Or le père se réjouit d’avoir retrouvé son fils : enfin ses vœux sont exaucés ! Il envoie donc ses serviteurs à sa poursuite afin qu’ils le ramènent. Mais le fils, qui ne comprend rien, est terrifié et s’évanouit. Le père ordonne alors à ses serviteurs de le laisser tranquille. Le fils s’en va dans un village pauvre où il trouve un peu de travail et de nourriture.
Mais le père n’abandonne pas tout espoir et il a un plan : il envoie deux serviteurs en haillons qui invitent gentiment le fils à venir travailler avec eux pour un double salaire : il devra ramasser le fumier ! Comme il s’agit d’un travail à sa mesure, il accepte volontiers et travaille avec courage. Pour approcher son fils sans l’effrayer, son père revêt lui-même des haillons, se couvre de crasse et se joint à lui. Peu après, il lui propose de devenir son propre serviteur. Quelque temps après, il lui dit qu’il le considère comme son fils et qu’il peut habiter dans sa maison. Mais le fils se considère toujours comme un simple ouvrier.

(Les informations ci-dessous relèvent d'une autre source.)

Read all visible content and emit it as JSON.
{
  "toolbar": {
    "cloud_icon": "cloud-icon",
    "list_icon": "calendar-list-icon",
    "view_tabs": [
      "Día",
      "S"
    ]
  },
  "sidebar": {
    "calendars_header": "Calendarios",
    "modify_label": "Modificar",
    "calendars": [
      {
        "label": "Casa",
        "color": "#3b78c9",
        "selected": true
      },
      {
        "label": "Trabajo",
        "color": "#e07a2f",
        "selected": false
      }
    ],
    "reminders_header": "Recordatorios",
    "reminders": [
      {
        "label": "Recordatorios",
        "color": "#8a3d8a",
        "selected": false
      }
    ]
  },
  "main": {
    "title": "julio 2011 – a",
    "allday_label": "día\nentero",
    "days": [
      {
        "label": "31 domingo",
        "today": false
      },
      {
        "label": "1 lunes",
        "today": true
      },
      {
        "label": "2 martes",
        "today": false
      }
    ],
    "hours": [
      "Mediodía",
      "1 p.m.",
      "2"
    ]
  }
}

Le temps passe et la confiance s’installe peu à peu entre les deux hommes. Un jour, le père tombe malade et demande à son fils de gérer ses affaires. Ce dernier accepte mais se considère encore comme inférieur. Les rapports entre le père et le fils progressent jusqu’au jour où ce dernier sent qu’il va mourir. Alors, devant tous ses proches, il lui révèle enfin qu’il est son père. Le fils est maintenant prêt à entendre la vérité, il est émerveillé à l’écoute d’une révélation aussi inattendue et extraordinaire ! Il est en possession de trésors fabuleux qu’il n’a jamais convoités !
Que nous enseigne cette parabole ?
Le Soutra du Lotus et le chapitre 4 en particulier enseignent que nous avons un potentiel de grandeur et de richesse illimité. Le problème est que nous sommes ignorants du sens profond et merveilleux de l’existence humaine et que nous cherchons le bonheur ailleurs. Satisfaits de peu, nous manquons d’ambition, d’un projet vaste pour nous-mêmes et pour les autres. Ce projet de bonheur pour l’humanité, mentionné dans les enseignements du Bouddha, nous semble inaccessible. Apeurés, nous fuyons comme le fils pauvre à la vue des richesses de son père.
A l’instar du fils pauvre, c’est parce que vous êtes prisonniers de vos conceptions erronées que votre but reste personnel, votre pratique étroite, sans voir le potentiel extraordinaire de votre existence.
Quels éléments importants freinent notre progression ?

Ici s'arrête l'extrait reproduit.